Semantic search can be described as the effort to improve the accuracy of the search process by understanding the context and limiting the ambiguity. Semantic search engines are more likely to try to understand the meanings that are hidden in retrieved documents and users’ queries, by means of adding semantic tags into texts, in order to bring structure into and conceptualise the objects within documents. The primary components of the semantic web, ontologies and knowledge graphs (populated ontologies), are rich sources of domain knowledge. Semantic search systems leverage this domain knowledge to capture query intent and improve the accuracy of the search. For example, for a query such as Rosalind Franklin, Google * returns specific details such as her date of birth, education, and scientific discoveries, (refer image). In addition, the query also yields details about entities that are related to the search request, such as other scientist in the area of biology and chemistry of the same era.

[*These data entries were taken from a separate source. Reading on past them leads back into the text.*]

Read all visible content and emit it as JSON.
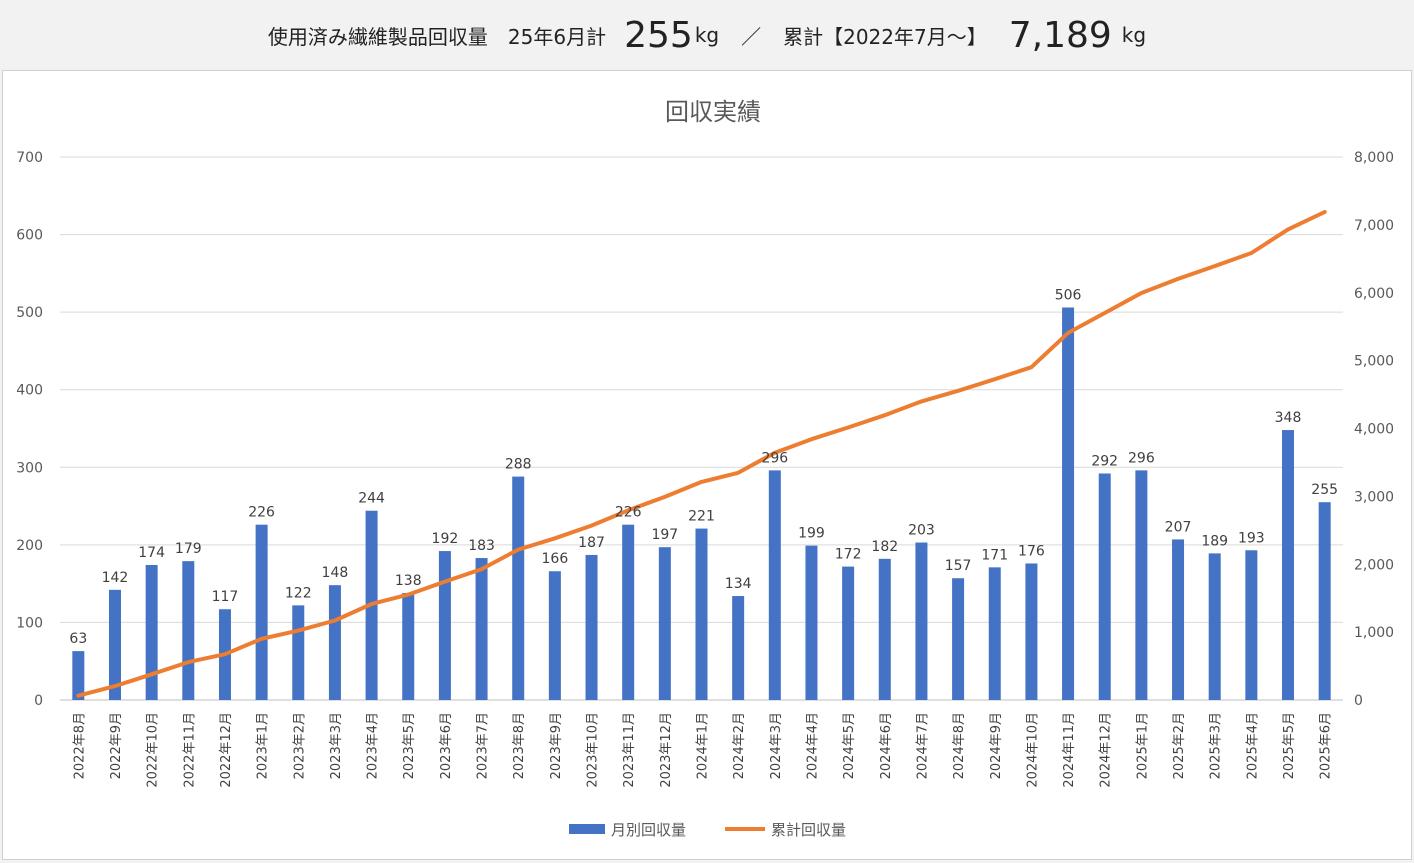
{
  "header": {
    "label1": "使用済み繊維製品回収量　25年6月計",
    "month_total": "255",
    "unit1": "kg",
    "separator": "／",
    "label2": "累計【2022年7月～】",
    "cumulative_total": "7,189",
    "unit2": "kg"
  },
  "chart_data": {
    "type": "bar+line",
    "title": "回収実績",
    "categories": [
      "2022年8月",
      "2022年9月",
      "2022年10月",
      "2022年11月",
      "2022年12月",
      "2023年1月",
      "2023年2月",
      "2023年3月",
      "2023年4月",
      "2023年5月",
      "2023年6月",
      "2023年7月",
      "2023年8月",
      "2023年9月",
      "2023年10月",
      "2023年11月",
      "2023年12月",
      "2024年1月",
      "2024年2月",
      "2024年3月",
      "2024年4月",
      "2024年5月",
      "2024年6月",
      "2024年7月",
      "2024年8月",
      "2024年9月",
      "2024年10月",
      "2024年11月",
      "2024年12月",
      "2025年1月",
      "2025年2月",
      "2025年3月",
      "2025年4月",
      "2025年5月",
      "2025年6月"
    ],
    "series": [
      {
        "name": "月別回収量",
        "type": "bar",
        "axis": "left",
        "color": "#4472c4",
        "values": [
          63,
          142,
          174,
          179,
          117,
          226,
          122,
          148,
          244,
          138,
          192,
          183,
          288,
          166,
          187,
          226,
          197,
          221,
          134,
          296,
          199,
          172,
          182,
          203,
          157,
          171,
          176,
          506,
          292,
          296,
          207,
          189,
          193,
          348,
          255
        ]
      },
      {
        "name": "累計回収量",
        "type": "line",
        "axis": "right",
        "color": "#ed7d31",
        "values": [
          63,
          205,
          379,
          558,
          675,
          901,
          1023,
          1171,
          1415,
          1553,
          1745,
          1928,
          2216,
          2382,
          2569,
          2795,
          2992,
          3213,
          3347,
          3643,
          3842,
          4014,
          4196,
          4399,
          4556,
          4727,
          4903,
          5409,
          5701,
          5997,
          6204,
          6393,
          6586,
          6934,
          7189
        ]
      }
    ],
    "y_left": {
      "min": 0,
      "max": 700,
      "ticks": [
        "0",
        "100",
        "200",
        "300",
        "400",
        "500",
        "600",
        "700"
      ]
    },
    "y_right": {
      "min": 0,
      "max": 8000,
      "ticks": [
        "0",
        "1,000",
        "2,000",
        "3,000",
        "4,000",
        "5,000",
        "6,000",
        "7,000",
        "8,000"
      ]
    },
    "grid": true,
    "legend": "bottom",
    "data_labels": true
  }
}
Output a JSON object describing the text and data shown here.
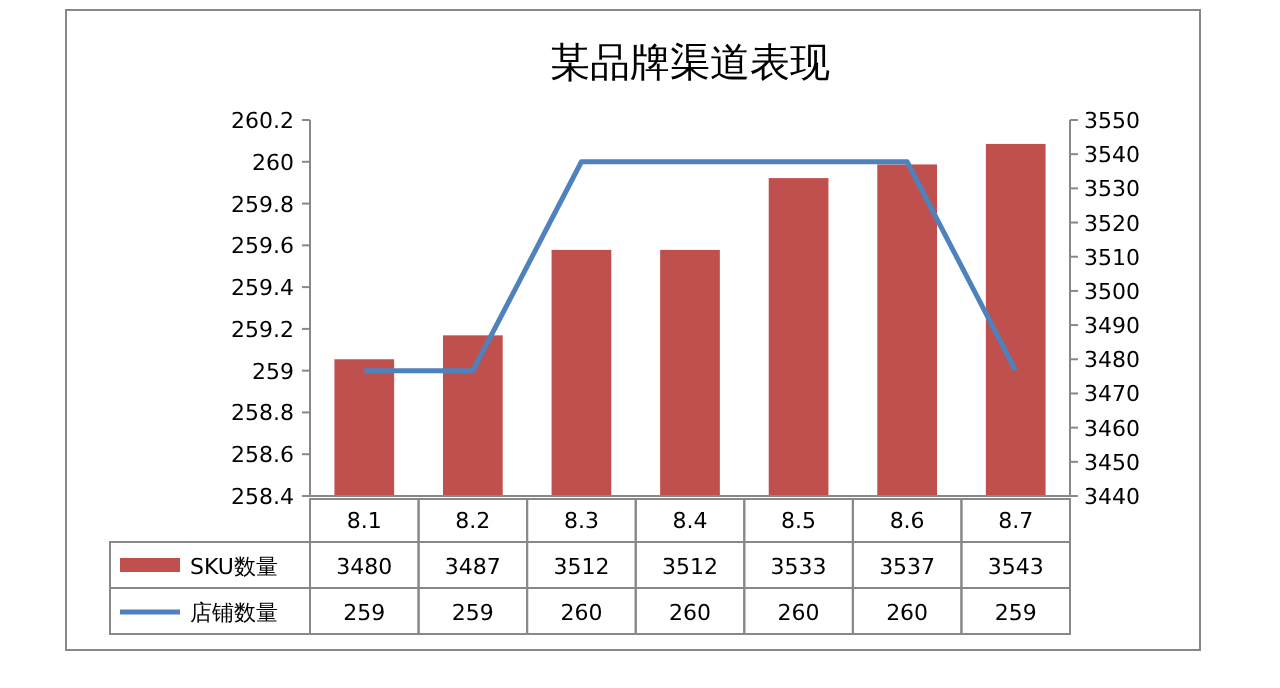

Our research addresses the key aspects of semantic search: (1) creation of the knowledge graphs and (2) efficient retrieval of concepts acrossdistributed and interlinked knowledge graphs. We propose efficient reuse of structured and unstructured resources to build knowledge graphs. The manual method of populating ontologies with instances to build knowledge graphs is laborious. We leverage bootstrapping techniques to reuse unstructured resources for semiautomatic ontology population. In addition, instances were extracted from the structured resources on the linked open data. Our semi-automatic ontology population methodologies have the potential to reduce the time and effort required to build the knowledge graph.

The second key aspect of semantic search is retrieving concepts from a corpus of ontologies. Identifying the right concepts is a critical part of search-improvement techniques such as web page annotation, query intent capture, and web page classification. The scale, duplication and ambiguity makes concept search across ontologies a challenging problem. We propose keyword- based concept search frameworks that balances the relevance and diversity of concept search results.